Did I feel guilty moving into a brand spanking new suburban development a few years back?
Kind of, to be honest.
But it wasn’t the commute—my wife and I work very close to home. It wasn’t the mega-mall/big box dependency—we’ve got some great local shops and restaurants and a revitalized old downtown close by.
That Mound
More than anything, it was that mound to the west that made me feel guilty for moving into our development. All that valuable farmland, millennia of topsoil formation, stripped off and piled up like some misplaced mountain rising from the desolate wasteland of yellow clay and thistle that was our new neighborhood. OK, so they sprinkled a few precious inches back on my yard and rolled out some sod, but the ecosystem had been raped.
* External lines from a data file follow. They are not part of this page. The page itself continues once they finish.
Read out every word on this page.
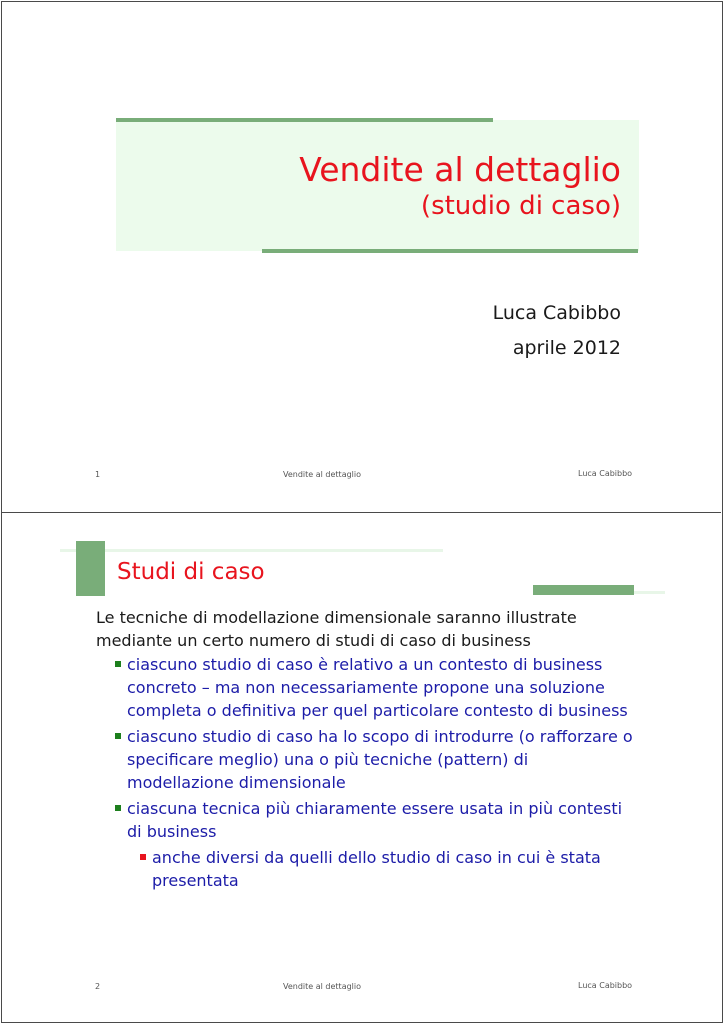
Vendite al dettaglio
(studio di caso)
Luca Cabibbo
aprile 2012
1	Vendite al dettaglio	Luca Cabibbo
Studi di caso

Le tecniche di modellazione dimensionale saranno illustrate mediante un certo numero di studi di caso di business

ciascuno studio di caso è relativo a un contesto di business concreto – ma non necessariamente propone una soluzione completa o definitiva per quel particolare contesto di business
ciascuno studio di caso ha lo scopo di introdurre (o rafforzare o specificare meglio) una o più tecniche (pattern) di modellazione dimensionale
ciascuna tecnica più chiaramente essere usata in più contesti di business
anche diversi da quelli dello studio di caso in cui è stata presentata
2	Vendite al dettaglio	Luca Cabibbo
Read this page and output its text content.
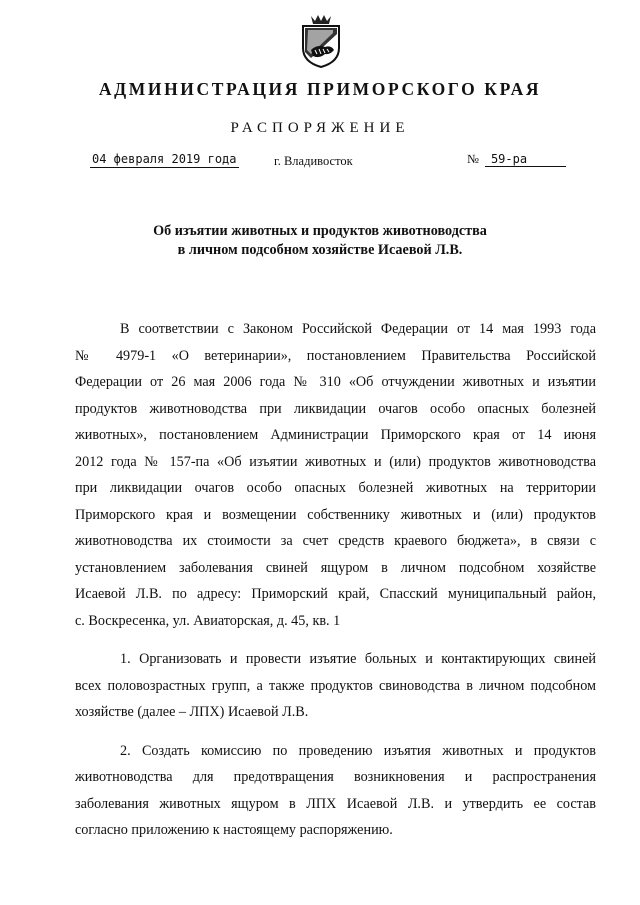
АДМИНИСТРАЦИЯ ПРИМОРСКОГО КРАЯ
РАСПОРЯЖЕНИЕ
04 февраля 2019 года	г. Владивосток	№ 59-ра
Об изъятии животных и продуктов животноводства
в личном подсобном хозяйстве Исаевой Л.В.

В соответствии с Законом Российской Федерации от 14 мая 1993 года
№ 4979-1 «О ветеринарии», постановлением Правительства Российской
Федерации от 26 мая 2006 года № 310 «Об отчуждении животных и изъятии
продуктов животноводства при ликвидации очагов особо опасных болезней
животных», постановлением Администрации Приморского края от 14 июня
2012 года № 157-па «Об изъятии животных и (или) продуктов животноводства
при ликвидации очагов особо опасных болезней животных на территории
Приморского края и возмещении собственнику животных и (или) продуктов
животноводства их стоимости за счет средств краевого бюджета», в связи с
установлением заболевания свиней ящуром в личном подсобном хозяйстве
Исаевой Л.В. по адресу: Приморский край, Спасский муниципальный район,
с. Воскресенка, ул. Авиаторская, д. 45, кв. 1

1. Организовать и провести изъятие больных и контактирующих свиней
всех половозрастных групп, а также продуктов свиноводства в личном подсобном
хозяйстве (далее – ЛПХ) Исаевой Л.В.

2. Создать комиссию по проведению изъятия животных и продуктов
животноводства для предотвращения возникновения и распространения
заболевания животных ящуром в ЛПХ Исаевой Л.В. и утвердить ее состав
согласно приложению к настоящему распоряжению.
Almost every nice evening I could sit on my front porch and see that hulking mound of soil to the west and, wonder, as I did, how come there were no birds by us.
Where are the Birds?
Seriously, no birds—not at sunset, not at sunrise. Nada. I may have bought high, losing a lifetime of equity in a pre-downturn real estate transaction, but the birds aren’t stupid.
There’s no tree worth perching or nesting in, no rich subsoil habitat for worms, grubs and other delectable creatures. Humans are using gobs of weed-killers and fertilizers to make their pitiful patches of lawn grow. But the clay sucked up whatever water pooled on the surface, the heat of the asphalt almost instantly turned puddles to vapor. The noise of construction is what filled the air –not song birds, that’s for sure.
Things Changed
But slowly things changed. The killdeers arrived making their nests in the rocky soil that used to be farmland. The hawks started prowling the daytime skies for the mice that were attracted to human occupation. Then a humongous great owl came to patrol the night, deciding that our next door neighbor’s roof was the perfect hunting platform for what was left of the fields to the south—much to our neighbor’s consternation.
Robins started coming, mourning doves, neither all that special I know—even a bit annoying—but I learned that hawks enjoy an occasional robin. I also learned that a flock of gold finches can save a robin from a voracious hawk, especially the female finches. What they lack in color they more than make up for in chutzpah!
We started composting and our soil is getting much healthier. The scraps from our table were literally making the yard come alive. I remember picking up the compost bin for the first time. I had never seen so many worms and creepy crawling things as I didi in those 3 cubic feet of yard waste and kitchen scraps. And the soil underneath? Sweet and dark and warm.
Back to Nature?
The proof of the feast we were providing is in the displaced mulch around our patio—birds picking through it for a meal. Our rain garden, with the native plantings that surround it, becomes a veritable water park after a rain. Birds are returning that I haven’t seen for years. The bird book is back on my end table. The ecosystem may not be what it originally was, but something’s turned a corner.
Sure, it would be great if things were pristine again, but ecologists argue it will never be. So our goal needs to be that of symbiotic collaboration, rather than a purist “back to nature” pipe-dream. We’ve made a mess of it, it’s time to own up and develop some global sensitivity, beyond just what I want for my Church.
Whoops…sorry, I meant to say what I want for my yard. Or perhaps not.
The Hardest Question
What’s good for the birds?
What will bring them to roost in our branches?
Oh, and by the way, the humungous mound of topsoil is gone. Some of was sold and carted off. Most of it was returned to the farmland after the developer decided it was ridiculous to try to build any more houses there. Soybeans last year. Corn this year. How often does that happen?